So, this weeks started off really well. I was on top of my workouts and eating the way I am suppose to. I am not saying that I eat 100% clean, but i’m moving in that direction. Here comes the weekend and all hell breaks loose! Why is that? Why is it that I can do really well during the weekdays, but can’t seem to keep it together the other two and 1/2 days?!
Is is that I am in the “dieting” mindset? Have I not quite convinced myself that this will be my way of life for the rest of my life? The difference between what I use to do then and what I do now is that I have learned that diets do work, but the ability to stick to them long term does not. Ok, so maybe it’s the all or nothing that I need to get out of my head! Maybe that’s the problem! The all or nothing is the thought that if I ate something “off the diet” then the whole diet is blown. Hmm……… Maybe today’s little feast has not derailed my efforts to make a change. Wow, I think that’s it. I may never get into eating 100% clean and that’s ok, but I cannot let these little “unplanned” eating frenzies get me off my game. I’m still in this and i’m still going forward!

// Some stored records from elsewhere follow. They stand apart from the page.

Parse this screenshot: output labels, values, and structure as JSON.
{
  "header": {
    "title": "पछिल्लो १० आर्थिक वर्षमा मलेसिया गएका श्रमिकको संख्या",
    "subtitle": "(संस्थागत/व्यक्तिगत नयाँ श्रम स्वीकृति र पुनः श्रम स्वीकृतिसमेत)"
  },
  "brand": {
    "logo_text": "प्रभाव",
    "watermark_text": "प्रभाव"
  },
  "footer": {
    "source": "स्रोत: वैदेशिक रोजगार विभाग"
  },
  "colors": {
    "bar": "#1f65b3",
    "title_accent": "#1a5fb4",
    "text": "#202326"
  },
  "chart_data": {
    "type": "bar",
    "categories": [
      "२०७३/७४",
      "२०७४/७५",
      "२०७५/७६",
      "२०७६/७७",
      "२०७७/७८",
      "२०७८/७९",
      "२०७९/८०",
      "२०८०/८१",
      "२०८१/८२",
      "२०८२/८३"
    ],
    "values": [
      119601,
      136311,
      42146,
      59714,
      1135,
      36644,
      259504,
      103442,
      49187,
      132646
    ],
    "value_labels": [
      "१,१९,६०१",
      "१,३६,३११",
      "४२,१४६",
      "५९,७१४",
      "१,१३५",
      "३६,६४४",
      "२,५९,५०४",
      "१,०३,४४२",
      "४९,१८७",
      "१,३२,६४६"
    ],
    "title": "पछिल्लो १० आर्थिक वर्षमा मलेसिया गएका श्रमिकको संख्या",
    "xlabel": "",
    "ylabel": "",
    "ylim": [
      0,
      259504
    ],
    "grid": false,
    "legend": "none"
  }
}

As far back as I can remember I have dieted. The first one I can really remember is my mother said to me that she wanted to lose some weight and we could lose together. I was eight. From that time on and I have been on a diet. I have been preoccupied with my body and always felt that if I could just lose the weight I would be happy. Reading other people’s stories I realize that I am not alone in my feelings. Over the years I have lost and gained many, many pounds. I have been on almost every diet you can imagine from Jenny Craig to Weight Watchers. All of them are successful and I would have to say that all diets work; meaning that you lose weight on them. The problem is you will eventually gain the weight back and that is where I find myself today.

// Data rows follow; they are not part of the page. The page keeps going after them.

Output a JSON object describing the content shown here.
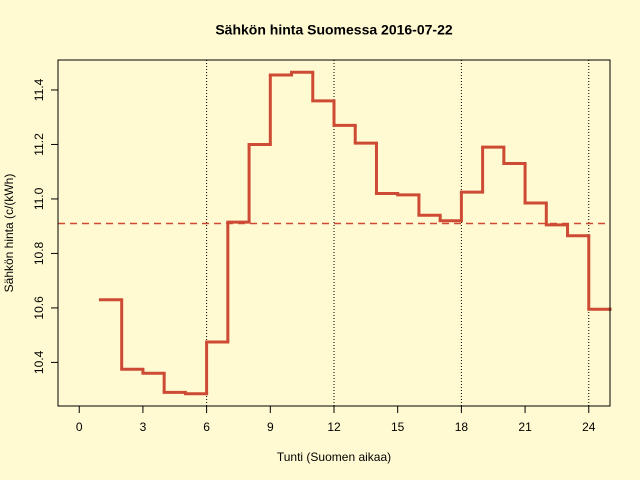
{
  "chart_data": {
    "type": "step",
    "title": "Sähkön hinta Suomessa 2016-07-22",
    "x_label": "Tunti (Suomen aikaa)",
    "y_label": "Sähkön hinta (c/(kWh)",
    "x": [
      1,
      2,
      3,
      4,
      5,
      6,
      7,
      8,
      9,
      10,
      11,
      12,
      13,
      14,
      15,
      16,
      17,
      18,
      19,
      20,
      21,
      22,
      23,
      24,
      25
    ],
    "values": [
      10.63,
      10.375,
      10.36,
      10.29,
      10.285,
      10.475,
      10.915,
      11.2,
      11.455,
      11.465,
      11.36,
      11.27,
      11.205,
      11.02,
      11.015,
      10.94,
      10.92,
      11.025,
      11.19,
      11.13,
      10.985,
      10.905,
      10.865,
      10.595,
      10.595
    ],
    "color": "#cd4b34",
    "hline": 10.91,
    "vlines": [
      6,
      12,
      18,
      24
    ],
    "xlim": [
      -1,
      25
    ],
    "ylim": [
      10.24,
      11.51
    ],
    "xticks": [
      0,
      3,
      6,
      9,
      12,
      15,
      18,
      21,
      24
    ],
    "yticks": [
      10.4,
      10.6,
      10.8,
      {
        "value": 11,
        "label": "11.0"
      },
      11.2,
      11.4
    ]
  }
}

I find myself at this point about 20 pounds over MY ideal weight. I capitalized my because by most standards I would still be considered overweight. Some people would say that 20 pounds is not alot and some would probably not even read this because they feel that their weight issues are bigger than mine. Maybe they are right, but this 20 pounds to me is major because this is my attempt at doing it the right way. I plan to do it without the gimmicks and pills. Now, this may be no big deal to some either but what I have discovered is that my weight issues are far bigger than just eating bad; they are mental. Why I eat seems to be more of the problem then what I eat. Every time I have “gone on a diet” I have succeeded for a short time only to start the out of control eating again. I have beat myself up for not being able to control myself and be successful which only caused the eating to be more out of control. So this time I have decided to not only go on this journey to lose the weight, but also to discover why I eat what I eat and what are the feelings behind it.
I hope that maybe someone will find some comfort and even partnership in my journey!